I wish to stress that, as I have pointed out elsewhere, Villar is utterly dismissive of platforms, and his dismissiveness is a matter of public record. In an interview with Ricky Carandang, he said, “Kasi yung mga plataporma, madaling sabihin ‘yan e. Pagagawa mo lang sa speechwriter mo ang mga plataporma mo, sasabihin mo ‘yan, me-memorize-in mo ‘yan, okay na.” Such a statement should strike no one as having come from a man who takes platforms in particular, and governance in general, with any gravity or sincerity.
This brings me to the second reason that I find Sison’s evaluation interesting: in claiming that Villar would be more amenable to negotiations with the NDFP—Aquino being supposedly surrounded by anti-communist and pseudo-progressive elements—Sison appears to have overlooked the fact that the NP is a former ally of, and is still friendly with, Kilusang Bagong Lipunan (KBL), of which the honorary chairman is none other than former First Lady Imelda Marcos, the living half of the conjugal dictatorship that was once touted as the most effective recruiter for the CPP. Moreover, Villar and the Marcoses are on such good terms that they, along with the so-called solid North founded by the late dictator Ferdinand, will be voting for Villar.
Even if Sison later quibbles and says that he had, after all, been asked to pick between undesirable choices, his seeming willful blindness to the Marcosian specter and spectacle that is necessarily connected to the “relatively better” Villar, is disturbing.
Does Sison believe that delivering justice to a body politic that continues to suffer from the ravages of the Marcos regime is no longer the priority that it was?

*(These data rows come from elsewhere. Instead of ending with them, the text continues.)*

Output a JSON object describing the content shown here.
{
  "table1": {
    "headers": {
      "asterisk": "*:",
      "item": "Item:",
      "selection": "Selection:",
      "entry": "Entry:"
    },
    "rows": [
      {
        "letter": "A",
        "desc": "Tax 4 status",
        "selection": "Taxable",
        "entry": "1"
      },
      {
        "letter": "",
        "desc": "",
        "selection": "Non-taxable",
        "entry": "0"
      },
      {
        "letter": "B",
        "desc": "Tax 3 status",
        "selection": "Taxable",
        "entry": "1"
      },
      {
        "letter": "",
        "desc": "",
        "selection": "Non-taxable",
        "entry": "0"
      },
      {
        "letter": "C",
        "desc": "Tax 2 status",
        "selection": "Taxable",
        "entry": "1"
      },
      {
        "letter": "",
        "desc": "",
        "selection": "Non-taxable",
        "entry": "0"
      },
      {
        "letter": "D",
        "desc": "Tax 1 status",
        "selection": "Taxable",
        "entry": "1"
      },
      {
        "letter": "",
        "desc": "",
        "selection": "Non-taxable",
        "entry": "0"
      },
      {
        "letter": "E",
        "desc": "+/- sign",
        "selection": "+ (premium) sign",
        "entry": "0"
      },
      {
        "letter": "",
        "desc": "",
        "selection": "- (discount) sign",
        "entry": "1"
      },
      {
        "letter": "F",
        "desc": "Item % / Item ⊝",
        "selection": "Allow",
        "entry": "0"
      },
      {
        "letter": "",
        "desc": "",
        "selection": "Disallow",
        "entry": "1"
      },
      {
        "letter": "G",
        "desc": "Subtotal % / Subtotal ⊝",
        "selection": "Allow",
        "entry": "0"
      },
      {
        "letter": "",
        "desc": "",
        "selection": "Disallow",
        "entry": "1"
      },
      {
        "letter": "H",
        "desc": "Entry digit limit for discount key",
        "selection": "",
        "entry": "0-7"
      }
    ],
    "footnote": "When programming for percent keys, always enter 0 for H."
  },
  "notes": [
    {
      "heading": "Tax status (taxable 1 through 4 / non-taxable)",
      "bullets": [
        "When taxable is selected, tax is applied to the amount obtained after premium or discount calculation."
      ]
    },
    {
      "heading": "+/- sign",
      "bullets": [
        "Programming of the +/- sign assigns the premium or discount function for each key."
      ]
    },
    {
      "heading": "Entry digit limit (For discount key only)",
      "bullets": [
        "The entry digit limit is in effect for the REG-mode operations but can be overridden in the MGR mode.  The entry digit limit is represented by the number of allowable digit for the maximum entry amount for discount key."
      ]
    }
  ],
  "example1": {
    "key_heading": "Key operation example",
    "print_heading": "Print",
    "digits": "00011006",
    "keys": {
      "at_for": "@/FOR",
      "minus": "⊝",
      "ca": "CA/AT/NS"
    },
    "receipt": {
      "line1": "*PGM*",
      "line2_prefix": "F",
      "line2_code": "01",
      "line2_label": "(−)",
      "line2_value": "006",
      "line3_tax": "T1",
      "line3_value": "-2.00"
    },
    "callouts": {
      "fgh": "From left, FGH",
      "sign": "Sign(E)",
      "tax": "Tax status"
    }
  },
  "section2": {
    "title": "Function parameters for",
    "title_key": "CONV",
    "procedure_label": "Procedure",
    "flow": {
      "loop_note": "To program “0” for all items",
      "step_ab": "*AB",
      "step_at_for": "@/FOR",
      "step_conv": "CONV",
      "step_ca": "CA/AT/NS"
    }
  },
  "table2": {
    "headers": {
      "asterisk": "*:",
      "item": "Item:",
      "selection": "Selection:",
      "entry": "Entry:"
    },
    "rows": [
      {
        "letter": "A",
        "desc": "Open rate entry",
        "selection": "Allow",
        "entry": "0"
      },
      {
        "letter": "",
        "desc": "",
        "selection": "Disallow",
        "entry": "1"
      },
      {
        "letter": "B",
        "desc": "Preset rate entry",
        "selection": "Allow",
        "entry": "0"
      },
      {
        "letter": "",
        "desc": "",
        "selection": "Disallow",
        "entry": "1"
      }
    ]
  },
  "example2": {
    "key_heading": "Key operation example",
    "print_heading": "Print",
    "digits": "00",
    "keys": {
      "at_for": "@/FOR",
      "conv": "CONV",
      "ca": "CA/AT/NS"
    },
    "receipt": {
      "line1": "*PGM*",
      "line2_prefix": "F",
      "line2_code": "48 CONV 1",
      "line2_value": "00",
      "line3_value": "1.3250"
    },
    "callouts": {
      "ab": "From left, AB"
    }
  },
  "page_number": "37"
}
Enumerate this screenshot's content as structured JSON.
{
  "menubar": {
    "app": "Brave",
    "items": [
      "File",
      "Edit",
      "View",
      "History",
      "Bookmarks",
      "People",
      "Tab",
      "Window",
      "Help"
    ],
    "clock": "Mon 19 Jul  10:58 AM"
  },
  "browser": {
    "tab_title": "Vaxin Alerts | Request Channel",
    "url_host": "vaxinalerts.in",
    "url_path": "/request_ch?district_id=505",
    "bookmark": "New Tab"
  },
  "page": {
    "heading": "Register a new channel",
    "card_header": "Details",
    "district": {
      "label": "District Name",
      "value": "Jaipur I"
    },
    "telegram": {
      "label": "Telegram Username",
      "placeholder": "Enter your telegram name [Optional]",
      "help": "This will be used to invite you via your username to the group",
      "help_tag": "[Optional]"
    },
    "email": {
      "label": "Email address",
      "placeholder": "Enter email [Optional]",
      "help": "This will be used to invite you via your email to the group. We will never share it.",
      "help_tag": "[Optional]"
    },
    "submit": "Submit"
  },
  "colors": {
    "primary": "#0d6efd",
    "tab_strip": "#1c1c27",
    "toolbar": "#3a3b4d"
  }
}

And what about the allegations of abuse against Villar himself—do not these matter? Has Sison yielded to the inevitability of a Villar-aided Marcos restoration? Or, as Business Mirror columnist Manuel Buencamino suggested some time ago, is the revolution indeed over?
Insofar as the concept of revolution implies the presence of a circle, closing with this quotation from Imelda Marcos may well be apropos: “My economic theory is that money was made round to go round. Money was made to encircle man so that he would blossom with many flowers. The whole trouble is, the center is money. All the heads of people thinking about money. All the hands of people reaching out for money. All their poor little bodies working for money. They are running in all directions for money.”